二日酔い翌朝の嘔吐
- 盛岡減量研究所
- 2016年6月13日
- 読了時間: 2分

先日、二日酔いで頻回の嘔吐を繰り返す症例に遭遇した。これは発生メカニズムが自家中毒症に似ている。一般的に自家中毒症は子供の病気であるが、飲酒により同じような症状を発現する。すなわちアルコールの直接作用というより、アセトアルデヒドやケトーシスの状態に陥ると生体の反応として嘔吐を繰り返す病態だ。なぜなら飲酒翌朝、血液中のアルコール濃度のピークは過ぎているし、どちらもアセトアルデヒドとケトーシスが鍵になるからだ。
まず自家中毒症(アセトン血性嘔吐症ともいう)とは・・・・・・
アセトン血性嘔吐症では、顔色不良になり、頻回の嘔吐が現れる。嘔吐に伴ない、コーヒー残渣様(血性)吐物が見られることもある。低血糖を伴なうこともある。アセトン血性嘔吐症は、2~6歳の子供が、発症する(乳児には見られない)。まず口臭が、アセトン臭(やや酸っぱい様な臭い)になる。尿検査で、尿中ケトン体が、強陽性を示す。治療は、ブドウ糖を含む甘い物を食べさせたり、ブドウ糖を含む飲料を飲ませる。嘔吐して、経口摂取出来ない場合には、20%ブドウ糖液を静脈注射する
ただこの自家中毒症は子供なら誰でも発症する訳ではない。原因ははっきりしないが吐きやすい子供と、そうでない子供がいる。子供の頃、よく吐いた人が成人になっても飲酒が原因となるケトーシスを生じ、それに反応し嘔吐を繰り返すと想像する。

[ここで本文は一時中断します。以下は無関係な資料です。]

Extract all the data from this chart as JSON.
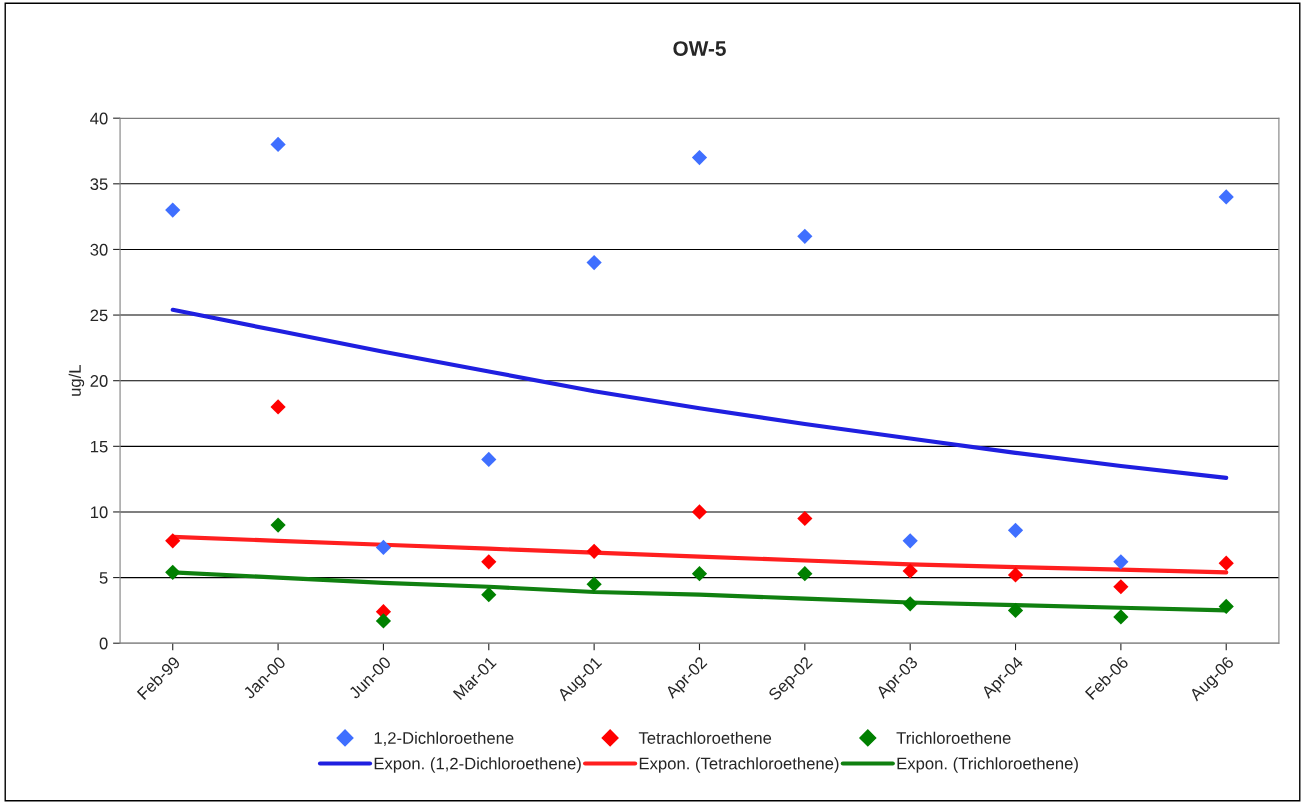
{
  "chart_data": {
    "type": "scatter",
    "title": "OW-5",
    "ylabel": "ug/L",
    "categories": [
      "Feb-99",
      "Jan-00",
      "Jun-00",
      "Mar-01",
      "Aug-01",
      "Apr-02",
      "Sep-02",
      "Apr-03",
      "Apr-04",
      "Feb-06",
      "Aug-06"
    ],
    "ylim": [
      0,
      40
    ],
    "yticks": [
      0,
      5,
      10,
      15,
      20,
      25,
      30,
      35,
      40
    ],
    "grid": "y",
    "legend": "bottom",
    "marker": "diamond",
    "series": [
      {
        "name": "1,2-Dichloroethene",
        "color": "#3f6fff",
        "values": [
          33,
          38,
          7.3,
          14,
          29,
          37,
          31,
          7.8,
          8.6,
          6.2,
          34
        ]
      },
      {
        "name": "Expon. (1,2-Dichloroethene)",
        "type": "line",
        "marker": "none",
        "color": "#1f1fe0",
        "values": [
          25.4,
          23.8,
          22.2,
          20.7,
          19.2,
          17.9,
          16.7,
          15.6,
          14.5,
          13.5,
          12.6
        ]
      },
      {
        "name": "Tetrachloroethene",
        "color": "#ff0000",
        "values": [
          7.8,
          18,
          2.4,
          6.2,
          7.0,
          10,
          9.5,
          5.5,
          5.2,
          4.3,
          6.1
        ]
      },
      {
        "name": "Expon. (Tetrachloroethene)",
        "type": "line",
        "marker": "none",
        "color": "#ff1f1f",
        "values": [
          8.1,
          7.8,
          7.5,
          7.2,
          6.9,
          6.6,
          6.3,
          6.0,
          5.8,
          5.6,
          5.4
        ]
      },
      {
        "name": "Trichloroethene",
        "color": "#008000",
        "values": [
          5.4,
          9,
          1.7,
          3.7,
          4.5,
          5.3,
          5.3,
          3.0,
          2.5,
          2.0,
          2.8
        ]
      },
      {
        "name": "Expon. (Trichloroethene)",
        "type": "line",
        "marker": "none",
        "color": "#108010",
        "values": [
          5.4,
          5.0,
          4.6,
          4.3,
          3.9,
          3.7,
          3.4,
          3.1,
          2.9,
          2.7,
          2.5
        ]
      }
    ]
  }
}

炭水化物不足の夕食でアルコールを摂取した場合、翌朝のエネルギー材料はブドウ糖ではなくアルコール→アセトアルデヒド→ケトン体(ヒドロキシ酢酸、アセト酢酸)である。おそらく飲酒がなくても糖質制限をしていると、普段からケトン体モードに陥りやすいと考えるが、非飲酒時であれば糖新生によりエネルギー源としてブドウ糖が優先されるはずであるからだ。飲酒は糖新生を抑制するので、翌朝かなりの量のケトン体が合成されている。

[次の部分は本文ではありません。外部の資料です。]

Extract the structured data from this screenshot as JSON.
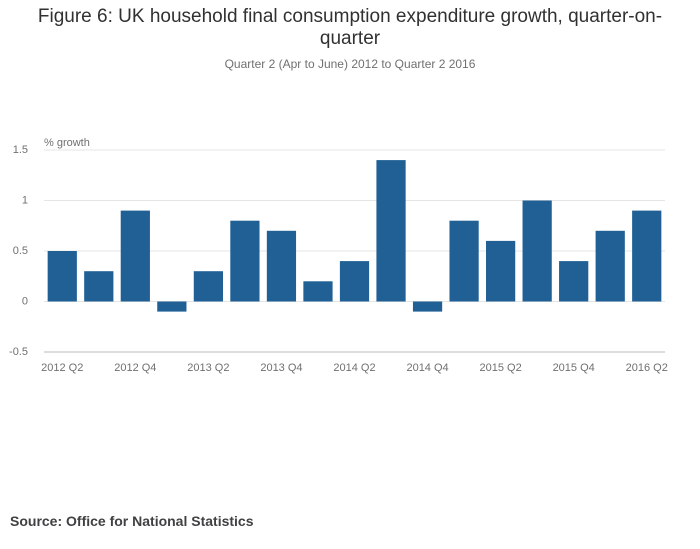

子供の頃、自家中毒症の既往があったなら、おそらく飲酒翌朝の大量のアセトアルデヒド・ケトン体モードの際には自家中毒症と同様な症状を呈しても不思議ではない。治療はグルコースの経口投与。また塩類の投与。アルコールが残っているならフルクトースの投与になろう。吐気や嘔吐が激しい場合には点滴で電解質ならびブドウ糖を投与する。
また予防するなら飲酒中に適度な糖質の摂取ならび塩類の摂取であろう。塩類は脳浮腫の予防のためであり、飲んだ後のラーメンは決して悪い選択ではない。ただ連日では脂肪肝の原因になるので注意が必要だ。また寝る前にフルクトース(果物ジュース)を摂取する手もありそうだ。